Liability as it applies to private security and state security regulations is different. The police, in general, enjoy qualified immunity that protects them in case they end up breaching the law while performing their duty. In fact, law enforcement personnel are required to undergo training and education. There are many governing bodies that regulate how public officials should behave.
Professionals in the private security sector also have to deter criminal or suspicious activity, but their training and education requirements vary from employer to employer. Private security personnel are required to follow the federal and state laws as they apply to any other employee.
More specifically, security personnel are more vulnerable to cases involving negligence and they are also liable for actions involving intentional injury.
Security guards should be aware of the degree of permissible force that they are authorized to use. This can be difficult to determine in certain cases. Security personnel should not use more force than is necessary to reasonably remove or retrain individuals.

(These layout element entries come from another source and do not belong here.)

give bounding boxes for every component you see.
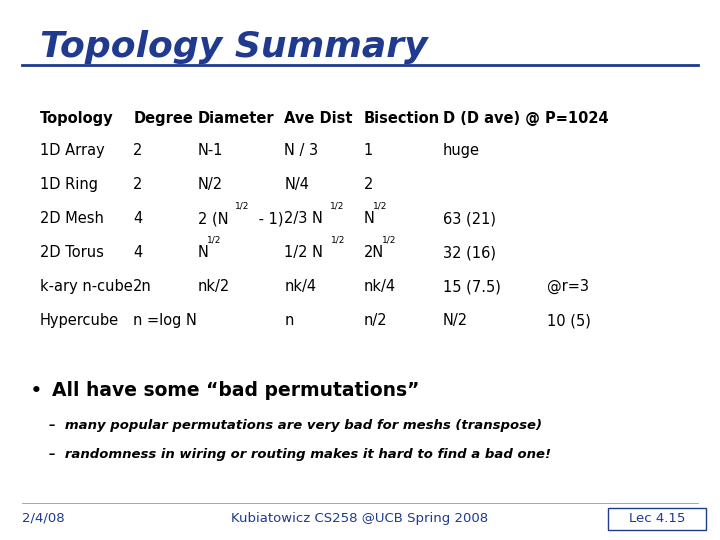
Text: Kubiatowicz CS258 @UCB Spring 2008: Kubiatowicz CS258 @UCB Spring 2008 [231, 512, 489, 525]
Text: 1/2: 1/2 [331, 235, 346, 245]
Text: Topology Summary: Topology Summary [40, 30, 427, 64]
Text: nk/4: nk/4 [284, 279, 317, 294]
Text: N/4: N/4 [284, 177, 310, 192]
Text: Ave Dist: Ave Dist [284, 111, 353, 126]
Text: 10 (5): 10 (5) [547, 313, 591, 328]
Text: 2: 2 [133, 177, 143, 192]
Text: - 1): - 1) [254, 211, 284, 226]
Text: 1D Array: 1D Array [40, 143, 104, 158]
Text: 63 (21): 63 (21) [443, 211, 496, 226]
Text: N/2: N/2 [198, 177, 223, 192]
Text: nk/4: nk/4 [364, 279, 396, 294]
Text: 2N: 2N [364, 245, 384, 260]
Text: nk/2: nk/2 [198, 279, 230, 294]
Text: 2: 2 [364, 177, 373, 192]
Text: Hypercube: Hypercube [40, 313, 119, 328]
Text: 1/2: 1/2 [235, 201, 250, 211]
Text: huge: huge [443, 143, 480, 158]
Text: 1D Ring: 1D Ring [40, 177, 98, 192]
Text: 2/4/08: 2/4/08 [22, 512, 64, 525]
Text: Degree: Degree [133, 111, 193, 126]
Text: Diameter: Diameter [198, 111, 274, 126]
Text: 2 (N: 2 (N [198, 211, 229, 226]
Text: 1/2: 1/2 [373, 201, 387, 211]
Text: 32 (16): 32 (16) [443, 245, 496, 260]
Text: n/2: n/2 [364, 313, 387, 328]
Text: N: N [198, 245, 209, 260]
Text: 1/2: 1/2 [207, 235, 222, 245]
Text: –  many popular permutations are very bad for meshs (transpose): – many popular permutations are very bad… [49, 418, 542, 431]
Text: 2D Torus: 2D Torus [40, 245, 104, 260]
Text: k-ary n-cube: k-ary n-cube [40, 279, 132, 294]
Text: 15 (7.5): 15 (7.5) [443, 279, 500, 294]
FancyBboxPatch shape [608, 508, 706, 530]
Text: •: • [30, 381, 43, 401]
Text: 1/2: 1/2 [330, 201, 344, 211]
Text: N-1: N-1 [198, 143, 223, 158]
Text: D (D ave) @ P=1024: D (D ave) @ P=1024 [443, 111, 608, 126]
Text: 2n: 2n [133, 279, 152, 294]
Text: N/2: N/2 [443, 313, 468, 328]
Text: –  randomness in wiring or routing makes it hard to find a bad one!: – randomness in wiring or routing makes … [49, 448, 551, 461]
Text: All have some “bad permutations”: All have some “bad permutations” [52, 381, 419, 400]
Text: Bisection: Bisection [364, 111, 440, 126]
Text: N / 3: N / 3 [284, 143, 318, 158]
Text: 1/2: 1/2 [382, 235, 397, 245]
Text: N: N [364, 211, 374, 226]
Text: 2D Mesh: 2D Mesh [40, 211, 104, 226]
Text: 2: 2 [133, 143, 143, 158]
Text: 4: 4 [133, 245, 143, 260]
Text: Topology: Topology [40, 111, 113, 126]
Text: 4: 4 [133, 211, 143, 226]
Text: 1: 1 [364, 143, 373, 158]
Text: @r=3: @r=3 [547, 279, 589, 294]
Text: 2/3 N: 2/3 N [284, 211, 323, 226]
Text: Lec 4.15: Lec 4.15 [629, 512, 685, 525]
Text: n =log N: n =log N [133, 313, 197, 328]
Text: 1/2 N: 1/2 N [284, 245, 323, 260]
Text: n: n [284, 313, 294, 328]
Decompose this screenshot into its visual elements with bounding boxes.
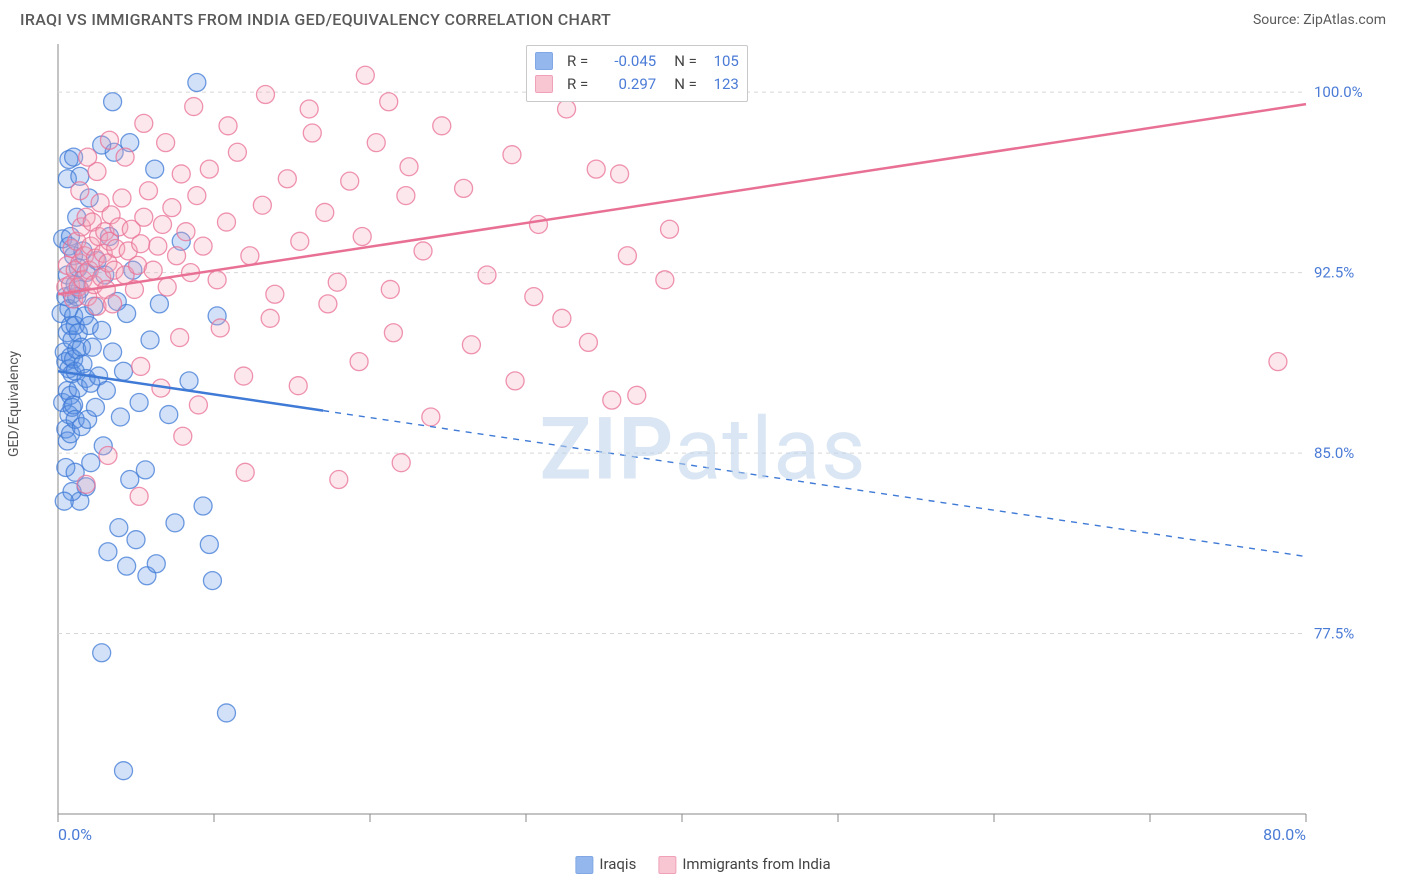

The employer of the security guard can be held liable if they assault a person. This can be seen in the court case Hawkins v. Wilton (2006) 144 Cal.App.4th 936-44 [51 Cal.Rptr.3d 1, 5-6]. In other words, many states, including Texas, place the responsibility of hiring competent security personnel by carrying out background checks and ensuring they have adequate training.
The civil case Cervantez v. J.C. Penney Company is a classic example of liabilities enforced upon security personnel. In this case, Penney was sued for false arrest, assault and battery, negligence, and intentional tort. Another case that has heavily impacted the private security is Burdeau v. McDowell.
In the Burdeau v. McDowell, Mr. McDowell filed an action against the district court requesting an order for the return to him of certain items. He alleged that thr items were unlawfully confiscated from him. The Supreme Court ruled that the government was allowed to hold the items in order to use them for prosecuting an offense because the times were of an incrimination nature and did not violate the owner’s rights.
The court also ruled that the plaintiff’s fourth or fifth amendments were not violated when the items were seized from them.
This case proves that security personnel can, within certain jurisdictional limits, and within the law of color, seize a person’s belongings as long as they are acting unlawfully or damaging property.